Thank you all for not only seeing the worth in the project and the work SCI is doing, but also for becoming partners with us on this journey.
So too, are we pleased to say that the Rotary Club of Pensacola’s Foundation awarded a grant toward the Brain Bag project.
And with more good news, the folks at WSRE, the PBS station for this community, were able to contribute to the Brain Bags.

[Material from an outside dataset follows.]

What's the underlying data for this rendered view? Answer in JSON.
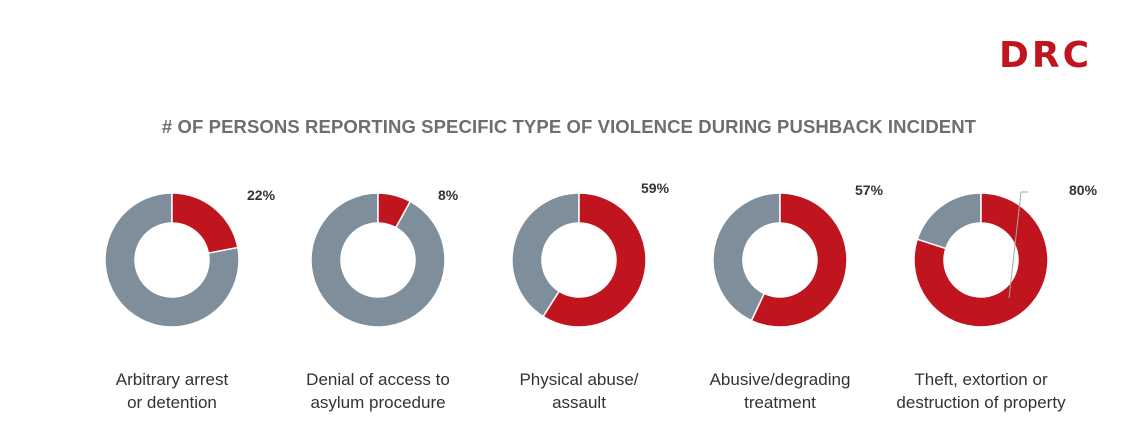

Along with a bib, WSRE is sharing with our Brain Bag parents guidance from their PBS Kids curriculum about how to build a love of learning from the first days of a child’s life.
“WSRE is proud to partner with SCI and excited to contribute these items to the IMPACT Brain Bags,” said Mary Riker, marketing and station promotion manager for WSRE. “Thank you for including WSRE’s Educational Services in this truly impactful project to promote early learning.”
As you may know, the American Academy of Pediatrics recommends no screen time — TV, tablet, smartphone, computer — for children under 2. The doctors’ group does recommend that when you begin to incorporate media, PBS programming is among the two specific content providers they recommend by name.
The other is the Sesame Workshop, the company behind “Sesame Street,” both mainstays of this Gen-Xer’s TV childhood.